Camerata at Paulie’s. Wine director David Keck is super knowledgeable about grapes, regions, and producers, but what’s more important is that he has made Camerata at Paulie’s a no-fuss place where anybody can walk in and get an exciting, affordable bottle of wine. Keck champions regions like France’s Loire Valley, known for elegant natural and artisanal wine, and avoids wines made in a more jammy and oaky style. The wine list is organized according to how light or heavy wines are, which is incredibly helpful in terms of pairing bottles with a meal; plus, it has helpful little notes throughout, to educate you about your quaff of the night. Additionally, Camerata is a place you can break all the rules about wine – so have a sparkling wine with your main course, and drink rosé in winter.
New Orleans, Louisiana
Café Adelaide and the Swizzle Stick Bar. This past spring, under the direction of Dan Davis, the restaurant launched a wine list solely from the Americas. It’s a bold move, since European wine is typically cheaper. But Davis wants to highlight the quality wines from this side of the Atlantic. Beyond the usual suspects of California and Argentina, you’ll even find Central American wine here. Café Adelaide isn’t the first restaurant to take the all-domestic approach; The Dutch in Manhattan made the switch a few years ago. While this might seem like it would reduce variety, what you realize at these restaurants is that there is actually so much diversity within the U.S., or the Americas. Plus, it’s great to support domestic producers.
Germantown, New York
Gaskins. After a decade of working in the New York restaurant world, husband-and-wife team Sarah and Nick Suarez moved Upstate, to the Hudson Valley, to open the restaurant of their dreams, in Germantown. Tastefully furnished with beautiful, dark wood, Gaskins is a welcoming environment that features fresh and seasonal cooking. Sarah does the wines, focusing on smaller-production winemakers – largely from France and Italy – who work organically or biodynamically, and Nick chefs, applying a similar philosophy by carefully selecting top quality area producers.
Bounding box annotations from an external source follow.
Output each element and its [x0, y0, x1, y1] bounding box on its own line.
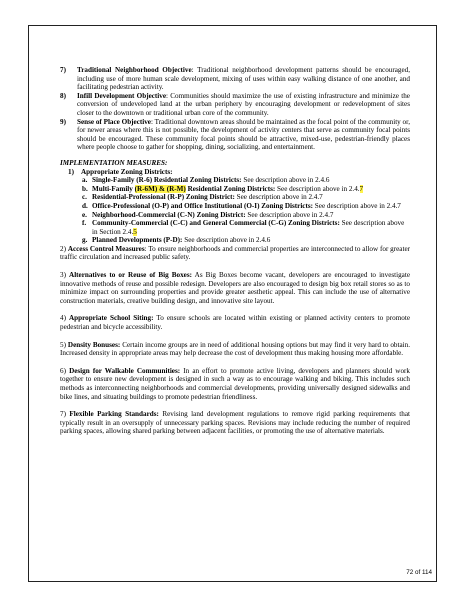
item-text: See description above in 2.4.7	[245, 210, 334, 219]
objective-text: : Traditional neighborhood development patterns should be encouraged, including use of more human scale development, mixing of uses within easy walking distance of one another, and facilitating pedestrian activity.	[77, 66, 410, 92]
objective-title: Sense of Place Objective	[77, 117, 151, 126]
zoning-item-e	[82, 211, 410, 220]
item-letter: e.	[82, 210, 87, 219]
item-text: See description above in 2.4.7	[234, 193, 323, 202]
objective-9	[60, 118, 410, 152]
measure-number: 5)	[60, 340, 66, 349]
zoning-item-f	[82, 219, 410, 236]
measure-title: Access Control Measures	[67, 244, 145, 253]
page-number: 72 of 114	[406, 569, 432, 576]
measure-title: Alternatives to or Reuse of Big Boxes:	[69, 271, 192, 280]
measure-title: Flexible Parking Standards:	[69, 410, 159, 419]
item-title: Residential-Professional (R-P) Zoning District:	[92, 193, 235, 202]
measure-title: Density Bonuses:	[67, 340, 121, 349]
item-text: See description above in 2.4.6	[182, 236, 271, 245]
objective-text: : Traditional downtown areas should be maintained as the focal point of the community or, for newer areas where this is not possible, the development of activity centers that serve as community focal points should be encouraged. These community focal points should be attractive, mixed-use, pedestrian-friendly places where people choose to gather for shopping, dining, socializing, and entertainment.	[77, 117, 410, 152]
measure-1-heading	[68, 168, 410, 177]
objective-number: 9)	[60, 117, 66, 126]
item-letter: d.	[82, 201, 88, 210]
measure-2	[60, 245, 410, 262]
item-letter: a.	[82, 176, 88, 185]
zoning-item-c	[82, 193, 410, 202]
objective-title: Traditional Neighborhood Objective	[77, 66, 192, 74]
measure-4	[60, 314, 410, 331]
measure-title: Appropriate School Siting:	[68, 314, 154, 323]
measure-number: 1)	[68, 167, 74, 176]
measure-text: Certain income groups are in need of additional housing options but may find it very hard to obtain. Increased density in appropriate areas may help decrease the cost of development thus making housing more affordable.	[60, 340, 410, 358]
measure-title: Appropriate Zoning Districts:	[81, 167, 173, 176]
item-text: See description above in Section 2.4.	[92, 219, 405, 236]
item-letter: f.	[82, 219, 87, 228]
document-body	[60, 66, 410, 443]
item-title: Community-Commercial (C-C) and General Commercial (C-G) Zoning Districts:	[92, 219, 340, 228]
highlighted-zoning-codes: (R-6M) & (R-M)	[134, 184, 186, 193]
item-title: Neighborhood-Commercial (C-N) Zoning District:	[92, 210, 246, 219]
item-title: Office-Professional (O-P) and Office Institutional (O-I) Zoning Districts:	[92, 201, 314, 210]
item-letter: c.	[82, 193, 87, 202]
measure-3	[60, 271, 410, 305]
objective-text: : Communities should maximize the use of existing infrastructure and minimize the conversion of undeveloped land at the urban periphery by encouraging development or redevelopment of sites closer to the downtown or traditional urban core of the community.	[77, 91, 410, 117]
measure-text: To ensure schools are located within existing or planned activity centers to promote pedestrian and bicycle accessibility.	[60, 314, 410, 332]
measure-text: In an effort to promote active living, developers and planners should work together to ensure new development is designed in such a way as to encourage walking and biking. This includes such methods as interconnecting neighborhoods and commercial developments, providing universally designed sidewalks and bike lines, and situating buildings to promote pedestrian friendliness.	[60, 366, 410, 401]
measure-5	[60, 341, 410, 358]
item-text: See description above in 2.4.6	[241, 176, 330, 185]
objective-7	[60, 66, 410, 92]
measure-number: 2)	[60, 244, 66, 253]
item-text: See description above in 2.4.	[275, 184, 360, 193]
objective-8	[60, 92, 410, 118]
implementation-heading: IMPLEMENTATION MEASURES:	[60, 158, 168, 167]
measure-number: 4)	[60, 314, 66, 323]
item-text: See description above in 2.4.7	[313, 201, 401, 210]
zoning-item-a	[82, 176, 410, 185]
zoning-item-g	[82, 236, 410, 245]
measure-title: Design for Walkable Communities:	[69, 366, 181, 375]
objective-number: 7)	[60, 66, 66, 74]
item-letter: b.	[82, 184, 88, 193]
measure-6	[60, 367, 410, 401]
highlighted-section-digit: 7	[359, 184, 364, 193]
measure-number: 3)	[60, 271, 66, 280]
item-title-end: Residential Zoning Districts:	[185, 184, 276, 193]
item-letter: g.	[82, 236, 88, 245]
measure-number: 6)	[60, 366, 66, 375]
zoning-item-b	[82, 185, 410, 194]
measure-text: As Big Boxes become vacant, developers are encouraged to investigate innovative methods of reuse and possible redesign. Developers are also encouraged to design big box retail stores so as to minimize impact on surrounding properties and provide greater aesthetic appeal. This can include the use of alternative construction materials, creative building design, and innovative site layout.	[60, 271, 410, 305]
measure-number: 7)	[60, 410, 66, 419]
measure-text: : To ensure neighborhoods and commercial properties are interconnected to allow for greater traffic circulation and increased public safety.	[60, 244, 410, 262]
highlighted-section-digit: 5	[133, 227, 137, 236]
objective-title: Infill Development Objective	[77, 91, 167, 100]
measure-text: Revising land development regulations to remove rigid parking requirements that typically result in an oversupply of unnecessary parking spaces. Revisions may include reducing the number of required parking spaces, allowing shared parking between adjacent facilities, or promoting the use of alternative materials.	[60, 410, 410, 436]
zoning-item-d	[82, 202, 410, 211]
item-title: Single-Family (R-6) Residential Zoning Districts:	[92, 176, 242, 185]
objective-number: 8)	[60, 91, 66, 100]
measure-7	[60, 410, 410, 436]
item-title: Planned Developments (P-D):	[92, 236, 183, 245]
item-title-start: Multi-Family	[92, 184, 135, 193]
Hen of the Wood. In a former grist mill beside a stream is one of New England’s most interesting restaurants, where chef Eric Warnstedt draws pilgrims from all over the region to try his inspired locally-sourced cuisine (and extensive array of artisanal Vermont cheese), and with a list of international wines and ciders originally curated by William McNeil, and now in the hands of general manager Jeffrey Murray. The lists at both locations (there’s one opened recently in Burlington) features small, family-owned wineries that work organically or naturally, and they are organized by style – ranging from “aromatic and dry whites” to “not so dry whites” to “rich whites and oranges,” and from “delicate reds” to “earthy and rustic reds.” The idea is to give diners an easy, fun way to pick a wine for their palates and to pair with the meal. As the food menu changes through the seasons, the wine list will vary accordingly, too – more lighter options in the summer months.